As a side note, if you are looking for a nice leather cover that fits the Backpocket Journal perfectly, the passport size of the Midori Traveler’s Notebook is great. I have a nice leather cover that I use with my Field Notes, but the Backpocket Journals are too small for it. So, the Midori cover was a welcome discovery.

On the other side of the coin is the MUJI A6 line of Recycled Paper Notebooks. These are slightly larger than Field Notes — about a half inch wider and a quarter inch taller. Yet, they are about the same thickness and still quite "back pocketable". Similar to Field Notes, you get a nice, sturdy, craft paper cover. These also are available in your choice of lined, gridded, or blank pages. But, from there, the similarities depart.

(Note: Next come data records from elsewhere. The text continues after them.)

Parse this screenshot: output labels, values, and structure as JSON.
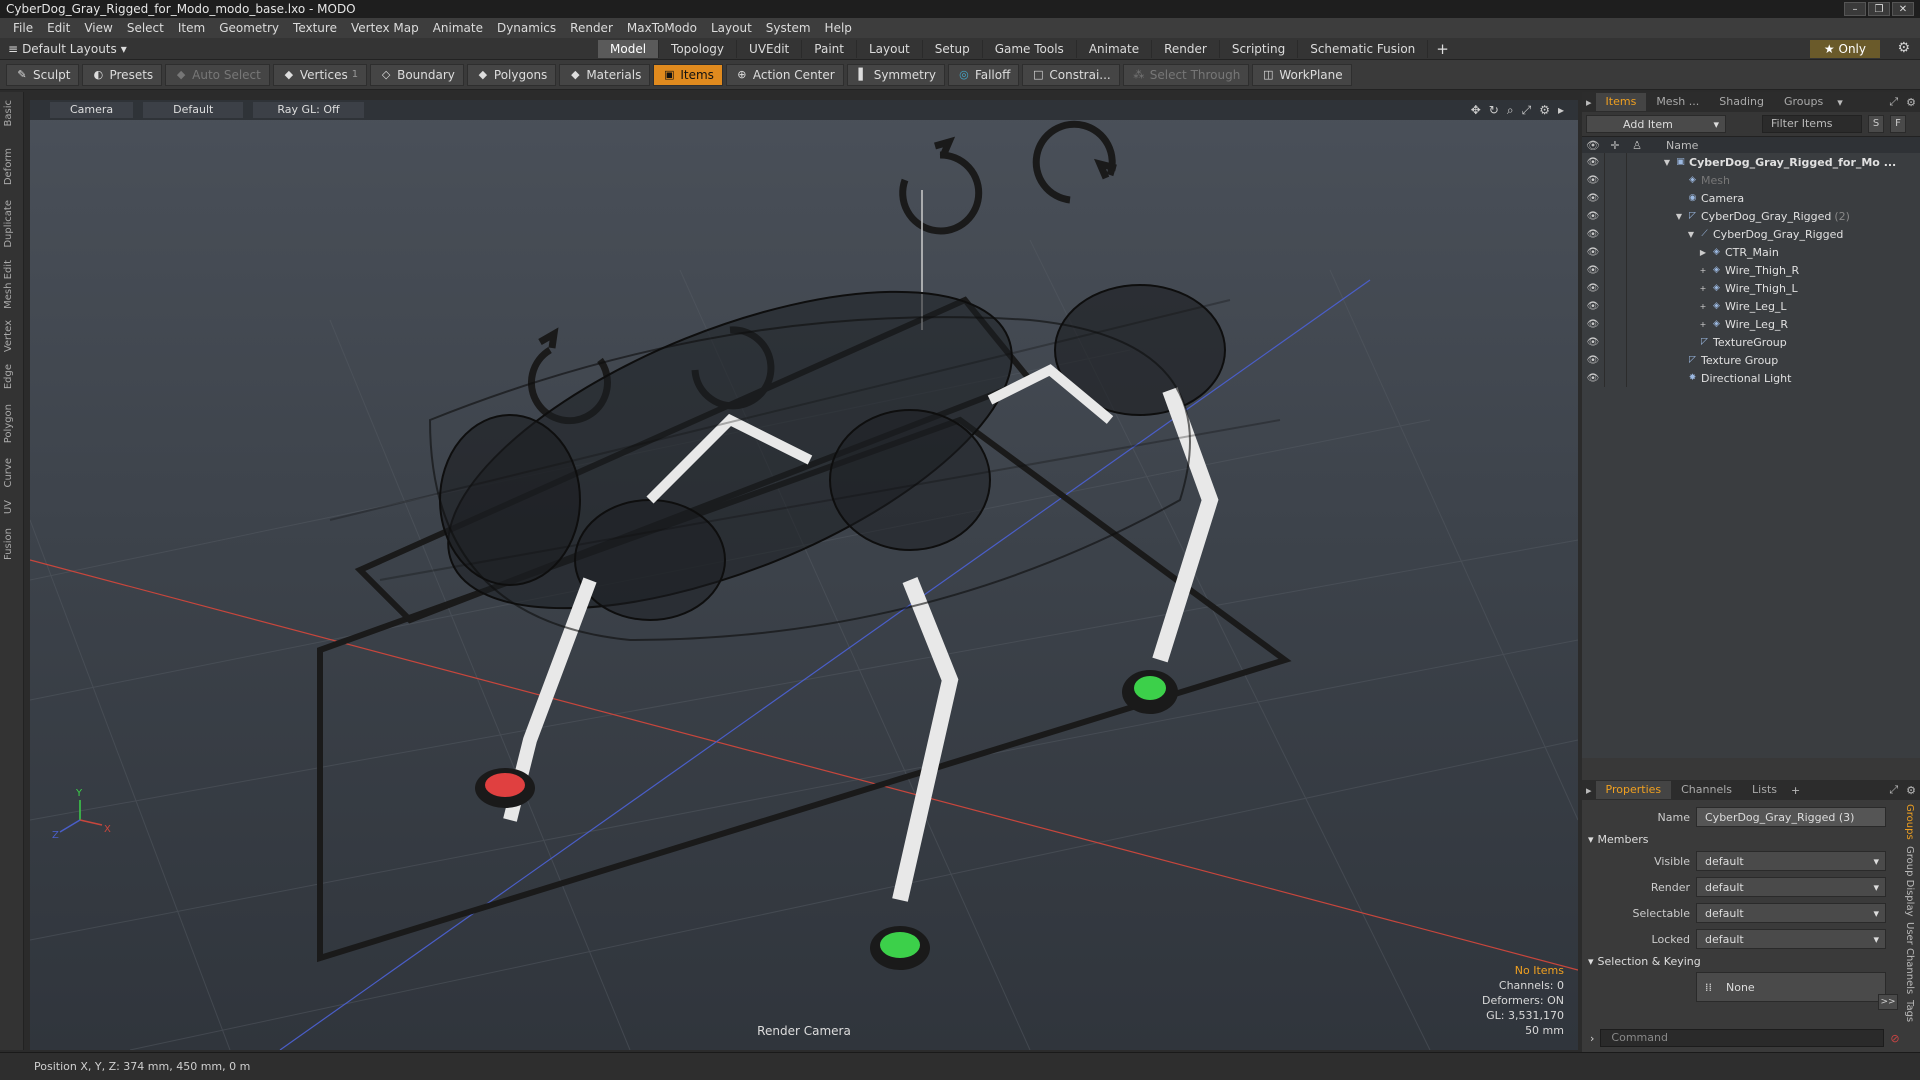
{
  "window": {
    "title": "CyberDog_Gray_Rigged_for_Modo_modo_base.lxo - MODO",
    "controls": [
      "–",
      "❐",
      "✕"
    ]
  },
  "menu": [
    "File",
    "Edit",
    "View",
    "Select",
    "Item",
    "Geometry",
    "Texture",
    "Vertex Map",
    "Animate",
    "Dynamics",
    "Render",
    "MaxToModo",
    "Layout",
    "System",
    "Help"
  ],
  "layout": {
    "default_layouts": "Default Layouts",
    "tabs": [
      "Model",
      "Topology",
      "UVEdit",
      "Paint",
      "Layout",
      "Setup",
      "Game Tools",
      "Animate",
      "Render",
      "Scripting",
      "Schematic Fusion"
    ],
    "active_tab": "Model",
    "only": "Only"
  },
  "toolbar": {
    "sculpt": "Sculpt",
    "presets": "Presets",
    "auto_select": "Auto Select",
    "vertices": "Vertices",
    "vertices_count": "1",
    "boundary": "Boundary",
    "polygons": "Polygons",
    "materials": "Materials",
    "items": "Items",
    "action_center": "Action Center",
    "symmetry": "Symmetry",
    "falloff": "Falloff",
    "constraints": "Constrai...",
    "select_through": "Select Through",
    "workplane": "WorkPlane"
  },
  "left_tabs": [
    "Basic",
    "Deform",
    "Duplicate",
    "Mesh Edit",
    "Vertex",
    "Edge",
    "Polygon",
    "Curve",
    "UV",
    "Fusion"
  ],
  "viewport": {
    "camera": "Camera",
    "shading": "Default",
    "raygl": "Ray GL: Off",
    "info": {
      "no_items": "No Items",
      "channels": "Channels: 0",
      "deformers": "Deformers: ON",
      "gl": "GL: 3,531,170",
      "focal": "50 mm"
    },
    "render_camera": "Render Camera",
    "axis": {
      "y": "Y",
      "x": "X",
      "z": "Z"
    }
  },
  "status": {
    "position": "Position X, Y, Z:  374 mm, 450 mm, 0 m"
  },
  "items_panel": {
    "tabs": [
      "Items",
      "Mesh ...",
      "Shading",
      "Groups"
    ],
    "active_tab": "Items",
    "add_item": "Add Item",
    "filter": "Filter Items",
    "s_btn": "S",
    "f_btn": "F",
    "column_name": "Name",
    "rows": [
      {
        "label": "CyberDog_Gray_Rigged_for_Mo ...",
        "indent": 0,
        "arrow": "▼",
        "icon": "▣",
        "bold": true
      },
      {
        "label": "Mesh",
        "indent": 1,
        "arrow": "",
        "icon": "◈",
        "dim": true
      },
      {
        "label": "Camera",
        "indent": 1,
        "arrow": "",
        "icon": "◉"
      },
      {
        "label": "CyberDog_Gray_Rigged",
        "count": "(2)",
        "indent": 1,
        "arrow": "▼",
        "icon": "◸"
      },
      {
        "label": "CyberDog_Gray_Rigged",
        "indent": 2,
        "arrow": "▼",
        "icon": "⟋"
      },
      {
        "label": "CTR_Main",
        "indent": 3,
        "arrow": "▶",
        "icon": "◈"
      },
      {
        "label": "Wire_Thigh_R",
        "indent": 3,
        "arrow": "+",
        "icon": "◈"
      },
      {
        "label": "Wire_Thigh_L",
        "indent": 3,
        "arrow": "+",
        "icon": "◈"
      },
      {
        "label": "Wire_Leg_L",
        "indent": 3,
        "arrow": "+",
        "icon": "◈"
      },
      {
        "label": "Wire_Leg_R",
        "indent": 3,
        "arrow": "+",
        "icon": "◈"
      },
      {
        "label": "TextureGroup",
        "indent": 2,
        "arrow": "",
        "icon": "◸"
      },
      {
        "label": "Texture Group",
        "indent": 1,
        "arrow": "",
        "icon": "◸"
      },
      {
        "label": "Directional Light",
        "indent": 1,
        "arrow": "",
        "icon": "✸"
      }
    ]
  },
  "properties_panel": {
    "tabs": [
      "Properties",
      "Channels",
      "Lists"
    ],
    "active_tab": "Properties",
    "name_label": "Name",
    "name_value": "CyberDog_Gray_Rigged (3)",
    "members": "Members",
    "fields": [
      {
        "label": "Visible",
        "value": "default"
      },
      {
        "label": "Render",
        "value": "default"
      },
      {
        "label": "Selectable",
        "value": "default"
      },
      {
        "label": "Locked",
        "value": "default"
      }
    ],
    "selection_keying": "Selection & Keying",
    "none": "None",
    "more": ">>",
    "side_tabs": [
      "Groups",
      "Group Display",
      "User Channels",
      "Tags"
    ]
  },
  "command": {
    "placeholder": "Command"
  },
  "colors": {
    "accent": "#e08a1e",
    "x_axis": "#c8463c",
    "z_axis": "#4a5ec8",
    "foot_red": "#e04040",
    "foot_green": "#3cd04a"
  }
}
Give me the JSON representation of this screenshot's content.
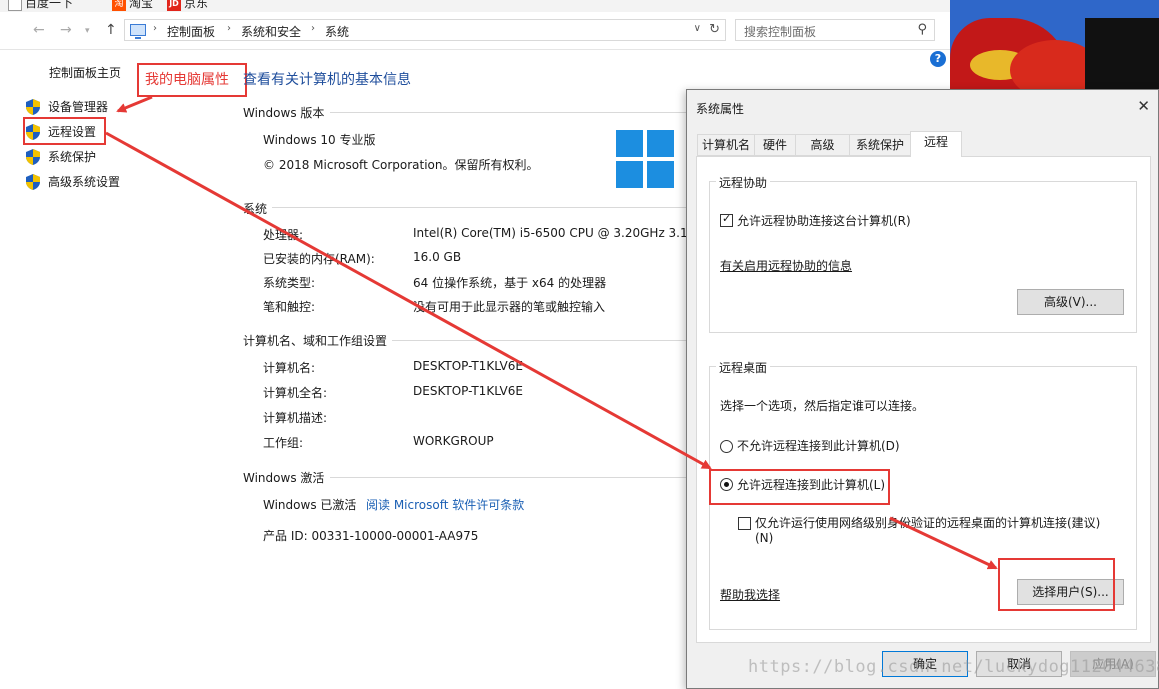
{
  "bookmarks": [
    "百度一下",
    "淘宝",
    "京东"
  ],
  "address": {
    "crumbs": [
      "控制面板",
      "系统和安全",
      "系统"
    ],
    "search_placeholder": "搜索控制面板"
  },
  "left_panel": {
    "home": "控制面板主页",
    "items": [
      "设备管理器",
      "远程设置",
      "系统保护",
      "高级系统设置"
    ]
  },
  "annotation": "我的电脑属性",
  "page_title": "查看有关计算机的基本信息",
  "edition": {
    "heading": "Windows 版本",
    "name": "Windows 10 专业版",
    "copyright": "© 2018 Microsoft Corporation。保留所有权利。"
  },
  "system": {
    "heading": "系统",
    "rows": [
      {
        "label": "处理器:",
        "value": "Intel(R) Core(TM) i5-6500 CPU @ 3.20GHz   3.1"
      },
      {
        "label": "已安装的内存(RAM):",
        "value": "16.0 GB"
      },
      {
        "label": "系统类型:",
        "value": "64 位操作系统，基于 x64 的处理器"
      },
      {
        "label": "笔和触控:",
        "value": "没有可用于此显示器的笔或触控输入"
      }
    ]
  },
  "computer": {
    "heading": "计算机名、域和工作组设置",
    "rows": [
      {
        "label": "计算机名:",
        "value": "DESKTOP-T1KLV6E"
      },
      {
        "label": "计算机全名:",
        "value": "DESKTOP-T1KLV6E"
      },
      {
        "label": "计算机描述:",
        "value": ""
      },
      {
        "label": "工作组:",
        "value": "WORKGROUP"
      }
    ]
  },
  "activation": {
    "heading": "Windows 激活",
    "status": "Windows 已激活",
    "link": "阅读 Microsoft 软件许可条款",
    "product_id": "产品 ID: 00331-10000-00001-AA975"
  },
  "dialog": {
    "title": "系统属性",
    "close": "✕",
    "tabs": [
      "计算机名",
      "硬件",
      "高级",
      "系统保护",
      "远程"
    ],
    "assist": {
      "group": "远程协助",
      "allow": "允许远程协助连接这台计算机(R)",
      "info_link": "有关启用远程协助的信息",
      "advanced_btn": "高级(V)..."
    },
    "desktop": {
      "group": "远程桌面",
      "intro": "选择一个选项，然后指定谁可以连接。",
      "deny": "不允许远程连接到此计算机(D)",
      "allow": "允许远程连接到此计算机(L)",
      "nla_line1": "仅允许运行使用网络级别身份验证的远程桌面的计算机连接(建议)",
      "nla_line2": "(N)",
      "help_link": "帮助我选择",
      "select_users_btn": "选择用户(S)..."
    },
    "buttons": {
      "ok": "确定",
      "cancel": "取消",
      "apply": "应用(A)"
    }
  },
  "watermark": "https://blog.csdn.net/luckydog1120446388"
}
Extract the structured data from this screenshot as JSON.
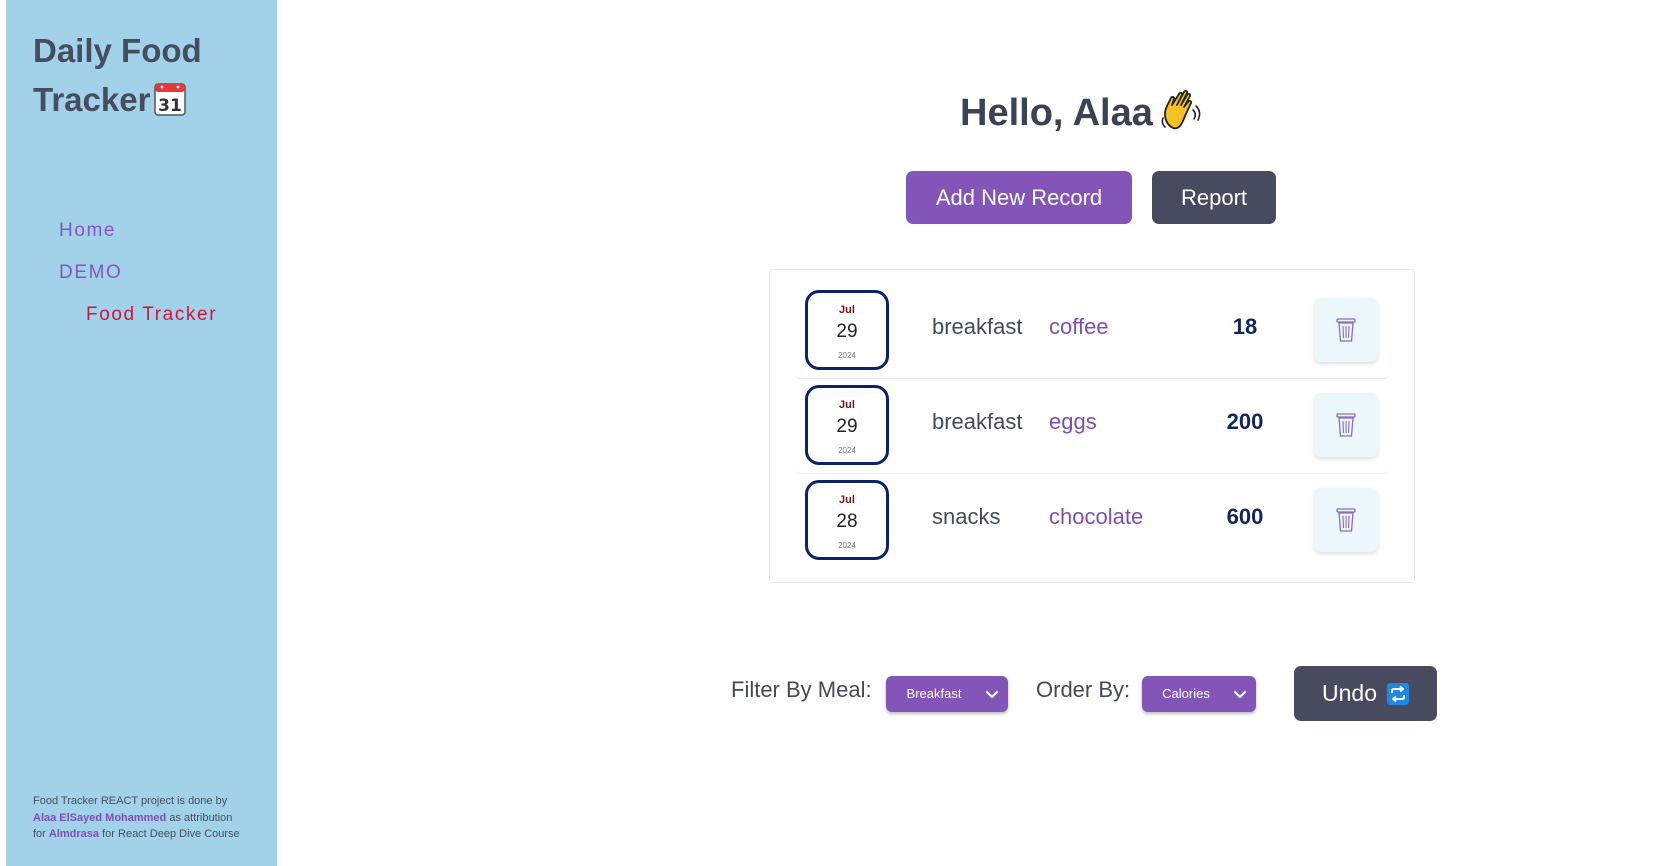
{
  "sidebar": {
    "brand_line1": "Daily Food",
    "brand_line2": "Tracker",
    "brand_icon": "calendar-emoji-icon",
    "nav": [
      {
        "label": "Home"
      },
      {
        "label": "DEMO"
      },
      {
        "label": "Food Tracker",
        "active": true
      }
    ],
    "footer": {
      "text1": "Food Tracker REACT project is done by",
      "author": "Alaa ElSayed Mohammed",
      "text2": "as attribution",
      "text3": "for",
      "org": "Almdrasa",
      "text4": "for React Deep Dive Course"
    }
  },
  "main": {
    "greeting": "Hello, Alaa",
    "greeting_icon": "waving-hand-icon",
    "add_button": "Add New Record",
    "report_button": "Report",
    "records": [
      {
        "month": "Jul",
        "day": "29",
        "year": "2024",
        "meal": "breakfast",
        "food": "coffee",
        "calories": "18"
      },
      {
        "month": "Jul",
        "day": "29",
        "year": "2024",
        "meal": "breakfast",
        "food": "eggs",
        "calories": "200"
      },
      {
        "month": "Jul",
        "day": "28",
        "year": "2024",
        "meal": "snacks",
        "food": "chocolate",
        "calories": "600"
      }
    ],
    "filter_label": "Filter By Meal:",
    "filter_value": "Breakfast",
    "order_label": "Order By:",
    "order_value": "Calories",
    "undo_button": "Undo",
    "undo_icon": "repeat-icon"
  },
  "colors": {
    "sidebar_bg": "#a2d2ea",
    "accent_purple": "#8455b8",
    "dark_button": "#484b5f",
    "active_nav": "#d2143c",
    "date_border": "#0d2464"
  }
}
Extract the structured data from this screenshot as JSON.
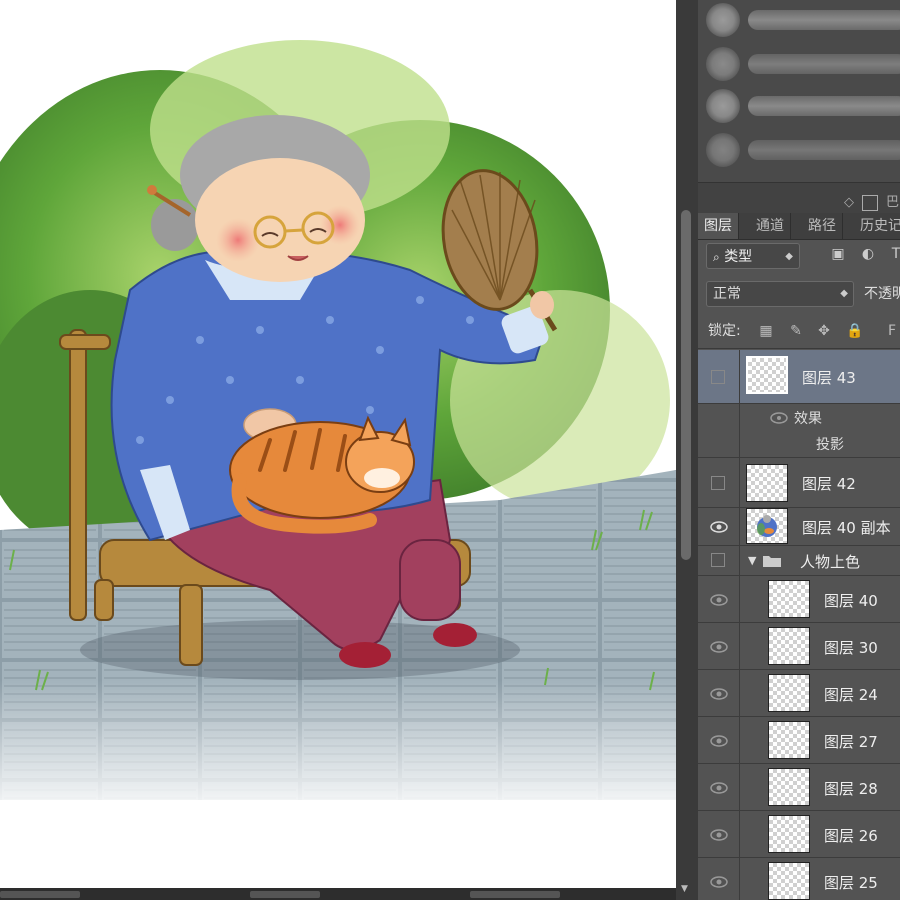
{
  "canvas": {
    "artwork": "illustration"
  },
  "brush_panel": {
    "tools_label": "◇",
    "tools_box": "",
    "tools_trail": "巴"
  },
  "layers_panel": {
    "tabs": [
      {
        "label": "图层",
        "active": true
      },
      {
        "label": "通道",
        "active": false
      },
      {
        "label": "路径",
        "active": false
      },
      {
        "label": "历史记",
        "active": false
      }
    ],
    "filter": {
      "prefix_icon": "search-icon",
      "value": "类型",
      "arrow": "⌃"
    },
    "blend_mode": {
      "value": "正常",
      "arrow": "⌃"
    },
    "opacity_label": "不透明",
    "lock_label": "锁定:",
    "layers": [
      {
        "name": "图层 43",
        "visible": false,
        "selected": true,
        "effects": {
          "label": "效果",
          "items": [
            "投影"
          ]
        }
      },
      {
        "name": "图层 42",
        "visible": false,
        "selected": false
      },
      {
        "name": "图层 40 副本",
        "visible": true,
        "selected": false,
        "has_artwork": true
      },
      {
        "name": "人物上色",
        "visible": false,
        "group": true,
        "expanded": true
      },
      {
        "name": "图层 40",
        "visible": true,
        "indented": true
      },
      {
        "name": "图层 30",
        "visible": true,
        "indented": true
      },
      {
        "name": "图层 24",
        "visible": true,
        "indented": true
      },
      {
        "name": "图层 27",
        "visible": true,
        "indented": true
      },
      {
        "name": "图层 28",
        "visible": true,
        "indented": true
      },
      {
        "name": "图层 26",
        "visible": true,
        "indented": true
      },
      {
        "name": "图层 25",
        "visible": true,
        "indented": true
      }
    ]
  },
  "colors": {
    "panel_bg": "#535353",
    "selected_layer": "#6c7687",
    "tab_bar": "#3f3f3f"
  }
}
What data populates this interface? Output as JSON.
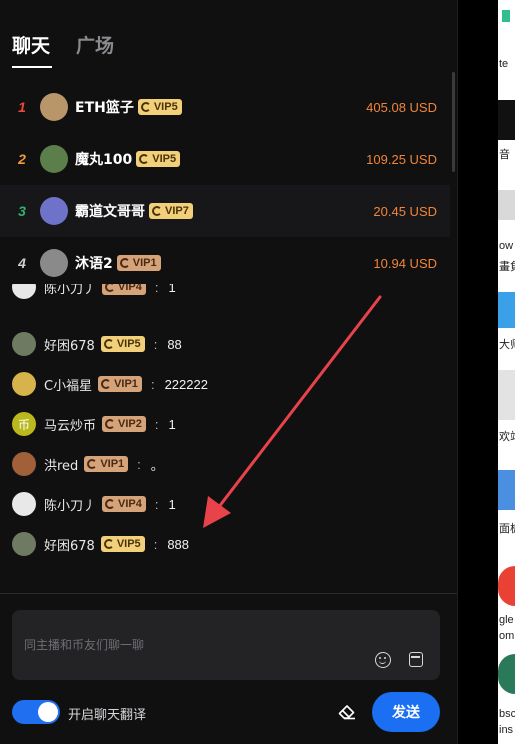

These are fully thread-sewn bound. Which, unlike the staples used in Field Notes, are less likely for the pages to become unattached from the cover over time and use. Also, the binding is nicely protected on the outside by a contrasting strip of tape. Thus, giving these a more long lasting feel.

Though the paper is recycled it is not horrible to write on. It does have a small bit of tooth but it takes fountain pen well enough with little discernible feathering. In fact, I wrote the initial draft of this review in the MUJI using a Pilot Metropolitan with a fine nib. The pages are thick enough that there was no bleed through. This, despite the fact that from a paper quality standpoint I would rate it slightly less than a standard Field Notes.

But, another big factor here is the price. These are sold individually at only $1.25 a piece. So, basically, $3.75 for three versus $9.95 for three Field Notes. Sure, these don’t have the same "geek cred", fun special editions, or witty usage suggestions on the back cover. That said, they more than get the job done and I would argue are more durable in daily use.

To wrap up, both are viable alternatives to Field Notes. I would say it is worth checking out both — especially if you are a regular fountain pen user.